Meet Me In St. Louis (1944, Vincente Minnelli)

“Personally, I wouldn’t marry a man who proposed to me over an invention.”

The biggest MGM hit of its time, featuring original (original!) songs “clang clang went the trolley”, “meet me in st. louis”, and “have yourself a merry little christmas”. With the awesome Judy Garland (of Alone. Life Wastes Andy Hardy).

Seven-year-old Margaret O’Brien (Tootie) was second and third billed in three major 1944 movies, and won an honorary Oscar for this one. I’ll bet no seven-year-old has done as well in a single year since. Neither has Margaret, who starred in two big pictures in ’49 then disappeared to television.

At least two girls are trying to get husbands (Judy nabs the next-door neighbor at the very end, after trying hard for the whole movie) and, along with little Tootie, are blowing every little thing way out of proportion, as girls tend to do. Some excellent side plots, such as Tootie’s Halloween challenge to “kill” an intimidating neighbor (throw flour in his face). Halloween was much more anarchic and fun back then – the kids build a bonfire out of furniture in the middle of the street. The title refers to the world’s fair, which the family sadly is going to miss because Dad got a big promotion and is moving them all to New York. Happy ending: he picks his hysteric family over job advancement, Judy is to be married, and Christmas is merry after all.

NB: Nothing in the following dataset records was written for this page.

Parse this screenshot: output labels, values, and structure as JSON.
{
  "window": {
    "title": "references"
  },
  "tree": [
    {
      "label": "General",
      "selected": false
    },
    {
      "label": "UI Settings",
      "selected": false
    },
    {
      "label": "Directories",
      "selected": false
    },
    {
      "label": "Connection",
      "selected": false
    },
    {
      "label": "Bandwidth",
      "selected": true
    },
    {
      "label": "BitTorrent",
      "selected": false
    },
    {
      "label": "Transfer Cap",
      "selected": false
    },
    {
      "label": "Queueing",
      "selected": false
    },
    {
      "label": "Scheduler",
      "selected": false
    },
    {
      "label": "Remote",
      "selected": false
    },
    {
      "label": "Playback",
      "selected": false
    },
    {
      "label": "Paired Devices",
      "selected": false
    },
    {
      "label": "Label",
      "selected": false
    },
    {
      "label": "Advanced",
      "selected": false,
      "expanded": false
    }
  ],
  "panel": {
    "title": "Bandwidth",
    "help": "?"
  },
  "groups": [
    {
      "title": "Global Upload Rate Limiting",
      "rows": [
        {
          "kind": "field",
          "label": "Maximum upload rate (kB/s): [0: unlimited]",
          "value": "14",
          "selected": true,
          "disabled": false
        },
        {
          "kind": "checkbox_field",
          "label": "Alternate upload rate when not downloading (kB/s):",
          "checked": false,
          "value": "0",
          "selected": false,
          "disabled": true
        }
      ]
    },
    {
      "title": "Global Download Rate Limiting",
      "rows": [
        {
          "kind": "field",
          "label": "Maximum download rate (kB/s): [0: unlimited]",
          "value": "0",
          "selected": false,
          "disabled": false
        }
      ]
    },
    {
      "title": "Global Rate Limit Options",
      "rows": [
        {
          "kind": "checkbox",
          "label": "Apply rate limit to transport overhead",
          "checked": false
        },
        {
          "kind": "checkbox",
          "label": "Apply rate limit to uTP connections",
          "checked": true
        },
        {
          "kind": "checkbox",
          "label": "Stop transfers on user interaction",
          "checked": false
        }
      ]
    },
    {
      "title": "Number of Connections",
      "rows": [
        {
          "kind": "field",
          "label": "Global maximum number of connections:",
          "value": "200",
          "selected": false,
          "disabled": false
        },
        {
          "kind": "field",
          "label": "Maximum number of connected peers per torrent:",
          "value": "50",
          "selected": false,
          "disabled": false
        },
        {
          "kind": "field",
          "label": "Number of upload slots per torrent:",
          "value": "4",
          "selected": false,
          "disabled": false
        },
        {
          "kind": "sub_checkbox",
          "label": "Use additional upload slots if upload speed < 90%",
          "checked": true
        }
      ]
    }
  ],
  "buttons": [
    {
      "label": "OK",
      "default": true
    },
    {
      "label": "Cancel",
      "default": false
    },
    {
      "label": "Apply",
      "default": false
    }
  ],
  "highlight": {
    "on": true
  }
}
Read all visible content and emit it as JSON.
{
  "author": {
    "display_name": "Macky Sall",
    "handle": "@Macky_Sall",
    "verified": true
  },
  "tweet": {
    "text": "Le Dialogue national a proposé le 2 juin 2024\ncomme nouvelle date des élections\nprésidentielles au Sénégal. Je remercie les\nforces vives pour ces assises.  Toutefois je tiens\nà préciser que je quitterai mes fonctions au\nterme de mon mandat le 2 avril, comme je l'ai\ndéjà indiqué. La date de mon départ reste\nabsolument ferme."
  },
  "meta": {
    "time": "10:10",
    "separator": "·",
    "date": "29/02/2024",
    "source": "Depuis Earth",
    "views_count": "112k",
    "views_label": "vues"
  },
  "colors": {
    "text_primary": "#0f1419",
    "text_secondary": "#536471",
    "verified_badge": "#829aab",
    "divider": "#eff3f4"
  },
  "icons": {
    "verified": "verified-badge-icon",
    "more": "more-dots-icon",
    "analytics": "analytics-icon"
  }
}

Silent star Mary Astor (Two Arabian Knights, The Palm Beach Story, Maltese Falcon) played the mother. The other sister, who nobody seems to care much about, older than Tootie by a few years, was in Leo McCarey’s The Bells of St. Mary’s the next year. I could swear oldest sister Rose looked familiar, but no she hasn’t been in anything else I’ve heard of. Servant woman Katie became famous as “Ma Kettle” in ten movies over the next ten years. Handsome boy next door John Truett worked through the seventies, when he appeared in The Boy Who Stole The Elephant and A Matter of Wife… and Death. Grandpa Harry Davenport (“Mr. Jarr” in a whole bunch of 1915 comedy shorts) also appeared in William Dieterle’s Hunchback of Notre Dame and a bunch of films with “Heaven” in their titles. And Leon Ames, the father of the Smith clan, was in a bunch of good films by name directors over the next ten years, including Little Women which featured four main St. Louis cast members, had a recurring role on Mr. Ed, and in his eighties appeared with Margaret O’Sullivan in Peggy Sue Got Married. June Lockhart appears briefly. I thought she was a big name, but I guess she’s best known for TV roles in Lassie and Lost In Space, later appearing in Troll and CHUD II: Bud The Chud.

The third feature, and first in color, by musical master Minnelli, who married star Judy Garland the following year. Produced by Arthur Freed, who wrote the song “Singin’ in the Rain”.

IMDB trivia sad note for Katy: “Van Johnson was supposed to play John Truett, but Tom Drake took over.”

More sadness: “The book on which the film is based originally ran as a weekly feature in the New Yorker Magazine in 1942. For the film many of the actions attributed to Tootie were actually done in real life by [author Sally] Benson’s sister Agnes. Also in reality Benson’s father moved the family to NYC and they never did come back for the World’s Fair.”

I liked it a lot.

DEC 2023: Watched again in HD… perfect movie.